その喫緊の課題を担う財務相には継続性を重視してハント氏を留任させた。ハント氏はトラス政権下で年450億ポンド(約7兆6000億円)規模の減税策のうち7割の撤回を手掛けた。月末に予定するさらなる財政収支の改善策をとりしきる。

(出典:日経新聞2022年10月26日

併せてフィナンシャルタイムズの記事も読むことをお勧めします。

市場の反応はどうでしょうか。トラス元首相の経済政策によって混乱し、一番注目されたのは、国債市場でした。

(出典:TRADING ECONOMICS/英国国債30年物利回り)
(出典:TRADING ECONOMICS/英国国債10年物利回り)

2.各国政権への市場の判断

中国では新指導部が船出しましたが、香港ハンセン指数が大幅に下落しました。

(出典:TRADING ECONOMICS/香港ハンセン指数

23日に発足した新指導部への評価は24日の株式市場です。ハンセン指数は急落し、前週末比6%安となりました。ハンセン指数は2009年4月以来13年半ぶりの安値を更新し、1日の下落率としては08年11月以来の大きさでした。

アリババは11%安、テンセントも11%安。ハイテク関連銘柄で構成するハンセンテック指数も1割近く下げ、最安値を更新しました。

人民元も下落しており、15年ぶりの安値を付けています。この背景には米中の金利差があります。中国経済の悪化に対して、さらに金融緩和をするのではないかという観測があるためです。

(出典:TRADING ECONOMICS/ドル-元の為替推移

イタリアでも新政権が誕生しました。イタリアで最も懸念されるのは、金利です。金利が上昇すると、イタリア国債の価格が下落し、財政危機となります。

(出典:TRADING ECONOMICS/イタリア10年物国債金利

心配していた金利は、落ち着いています。これは、現段階ではおおむね、新政権の政策を受け入れているということではないでしょうか。

現在、イタリアの新政権はECBの国債購入を止めるわけにはいかないので、ECB、EUとの調和を保とうとしています。しかし、今後、ECBやEUとの亀裂が走れば、財政危機が再燃してくるでしょう。今は、落ち着いているが、今後は要注意と言えるでしょう。

中国の新指導部に市場は警戒しています。イタリアの新政権、英国の新政権には少し安堵という状況です。
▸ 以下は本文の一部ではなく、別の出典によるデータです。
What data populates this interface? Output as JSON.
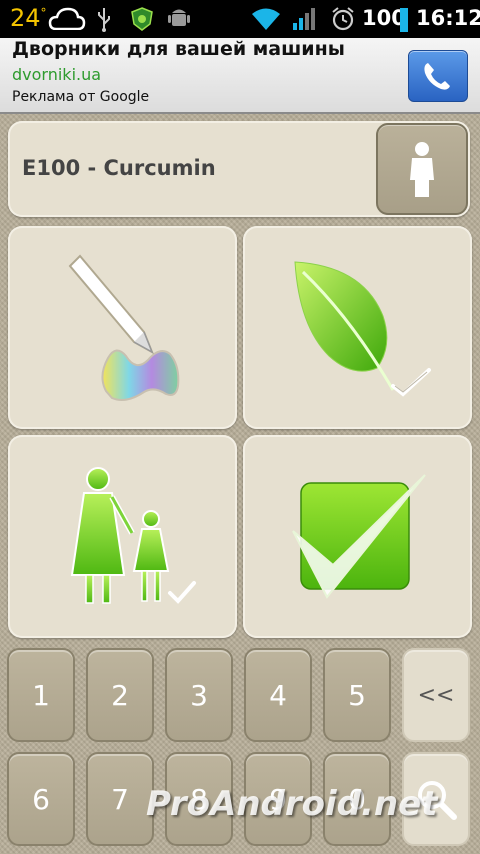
{
  "status_bar": {
    "temperature": "24",
    "temperature_unit": "°",
    "battery": "100",
    "time": "16:12",
    "icons": [
      "cloud-icon",
      "usb-icon",
      "antivirus-icon",
      "android-debug-icon",
      "wifi-icon",
      "signal-icon",
      "alarm-icon",
      "battery-icon"
    ]
  },
  "ad": {
    "title": "Дворники для вашей машины",
    "url": "dvorniki.ua",
    "by": "Реклама от Google",
    "call_icon": "phone-icon"
  },
  "header": {
    "title": "E100 - Curcumin",
    "profile_icon": "person-icon"
  },
  "tiles": [
    {
      "name": "coloring-tile",
      "icon": "pencil-color-icon"
    },
    {
      "name": "natural-tile",
      "icon": "leaf-check-icon"
    },
    {
      "name": "children-tile",
      "icon": "mother-child-check-icon"
    },
    {
      "name": "approved-tile",
      "icon": "green-checkbox-icon"
    }
  ],
  "keypad": {
    "row1": [
      "1",
      "2",
      "3",
      "4",
      "5",
      "<<"
    ],
    "row2": [
      "6",
      "7",
      "8",
      "9",
      "0"
    ],
    "search_icon": "search-icon"
  },
  "watermark": "ProAndroid.net",
  "colors": {
    "background": "#b8af99",
    "panel": "#e6e0d0",
    "key": "#b3aa93",
    "green": "#5fc21a",
    "ad_url": "#2e9b2e",
    "call_button": "#3a7bd5"
  }
}
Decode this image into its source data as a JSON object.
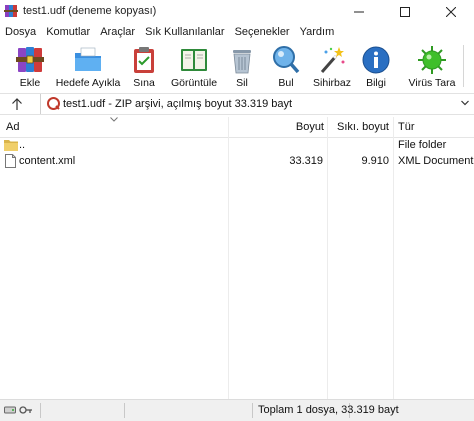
{
  "window": {
    "title": "test1.udf (deneme kopyası)",
    "controls": [
      "minimize-icon",
      "maximize-icon",
      "close-icon"
    ]
  },
  "menu": [
    "Dosya",
    "Komutlar",
    "Araçlar",
    "Sık Kullanılanlar",
    "Seçenekler",
    "Yardım"
  ],
  "toolbar": {
    "buttons": [
      {
        "label": "Ekle",
        "icon": "archive-books-icon"
      },
      {
        "label": "Hedefe Ayıkla",
        "icon": "folder-extract-icon"
      },
      {
        "label": "Sına",
        "icon": "clipboard-check-icon"
      },
      {
        "label": "Görüntüle",
        "icon": "open-book-icon"
      },
      {
        "label": "Sil",
        "icon": "trash-can-icon"
      },
      {
        "label": "Bul",
        "icon": "magnifier-icon"
      },
      {
        "label": "Sihirbaz",
        "icon": "magic-wand-icon"
      },
      {
        "label": "Bilgi",
        "icon": "info-icon"
      },
      {
        "label": "Virüs Tara",
        "icon": "virus-scan-icon"
      }
    ]
  },
  "address": {
    "text": "test1.udf - ZIP arşivi, açılmış boyut 33.319 bayt"
  },
  "columns": {
    "name": "Ad",
    "size": "Boyut",
    "packed": "Sıkı. boyut",
    "type": "Tür"
  },
  "files": [
    {
      "name": "..",
      "size": "",
      "packed": "",
      "type": "File folder",
      "icon": "folder-icon"
    },
    {
      "name": "content.xml",
      "size": "33.319",
      "packed": "9.910",
      "type": "XML Document",
      "icon": "document-icon"
    }
  ],
  "status": {
    "summary": "Toplam 1 dosya, 33.319 bayt"
  },
  "colors": {
    "accent": "#0078d7",
    "folder": "#e8c65a",
    "virus_green": "#3fbf2a"
  }
}
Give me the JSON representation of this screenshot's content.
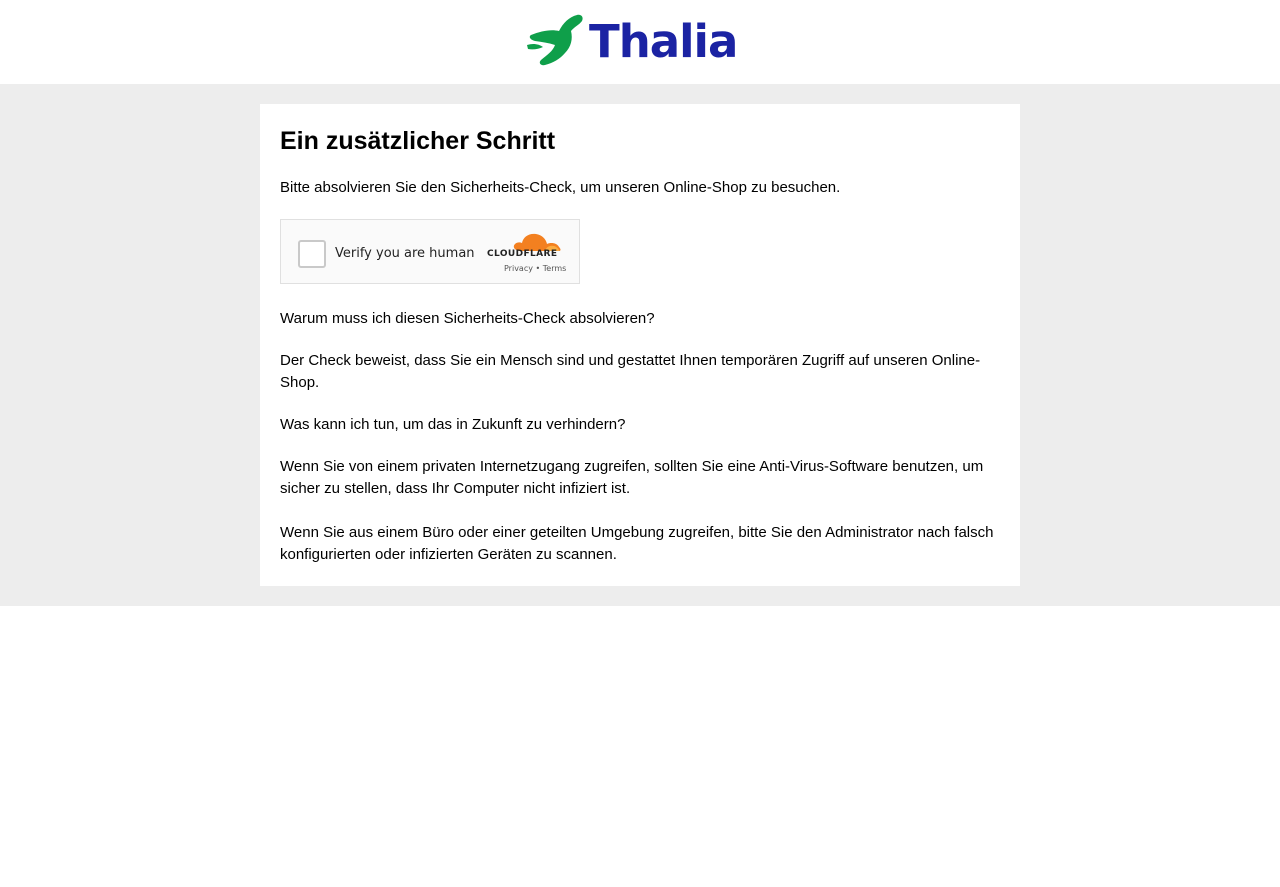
{
  "header": {
    "logo_text": "Thalia",
    "brand_color": "#1b23a3",
    "mermaid_color": "#0f9f4a"
  },
  "card": {
    "title": "Ein zusätzlicher Schritt",
    "intro": "Bitte absolvieren Sie den Sicherheits-Check, um unseren Online-Shop zu besuchen.",
    "why_question": "Warum muss ich diesen Sicherheits-Check absolvieren?",
    "why_answer": "Der Check beweist, dass Sie ein Mensch sind und gestattet Ihnen temporären Zugriff auf unseren Online-Shop.",
    "prevent_question": "Was kann ich tun, um das in Zukunft zu verhindern?",
    "prevent_answer_private": "Wenn Sie von einem privaten Internetzugang zugreifen, sollten Sie eine Anti-Virus-Software benutzen, um sicher zu stellen, dass Ihr Computer nicht infiziert ist.",
    "prevent_answer_office": "Wenn Sie aus einem Büro oder einer geteilten Umgebung zugreifen, bitte Sie den Administrator nach falsch konfigurierten oder infizierten Geräten zu scannen."
  },
  "captcha": {
    "label": "Verify you are human",
    "provider": "CLOUDFLARE",
    "privacy_link": "Privacy",
    "separator": "•",
    "terms_link": "Terms",
    "cloud_color": "#f38020"
  },
  "colors": {
    "band_background": "#ededed",
    "card_background": "#ffffff"
  }
}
しかし、イタリア、英国共に財政とインフレの問題を抱えており、新政権の今後の政策に注目です。

3.米国中間選挙

新しい体制はどうなるか。世界で最も注目されるのは、米国中間選挙です。今回の中間選挙は米国の歴史で最も分岐点になる選挙ではないでしょうか。

下院はおそらく、共和党が過半数をとると思われます。問題は上院です。上院は接戦となっているようです。ただ、最後の最後に来て、インフレ対策へのバイデン政権への不満が出ているようです。上院も共和党がとる可能性も出ています。

もしも、上下院共に共和党が過半数を占めることになると、バイデン政権は法案が通らなくなります。

EU圏、英国、米国共に苦しんでいるのはインフレです。このインフレの根幹にある一つがウクライナ戦争です。

米国の中間選挙で共和党が上下院で勝利した場合、インフレの元凶であるウクライナ戦争への見方が変わるかもしれません。バイデン政権は、ひたすらウクライナ支援を訴え、戦争が長引く方向です。結果、インフレは収まりません。そのため、共和党、特にトランプ元大統領支持の候補が勝利していった場合には、ウクライナ戦争への支援が見直されるかもしれません。

一方、中間選挙で民主党が勝利した場合には、ウクライナ戦争は長引き、インフレの要因も長く続く可能性が高くなります。

米国中間選挙の結果は11月8日です。この結果を受け、市場はどう判断するのでしょうか。予測合戦も激しくなり、選挙前も市場に影響を与えていくことでしょう。

様々な見解が出てくると思いますが、何よりも市場に最も素直な反応が現れます。投資の為だけではなく、世の中の流れに対する反応として、市場を見ていくことも大切な時です。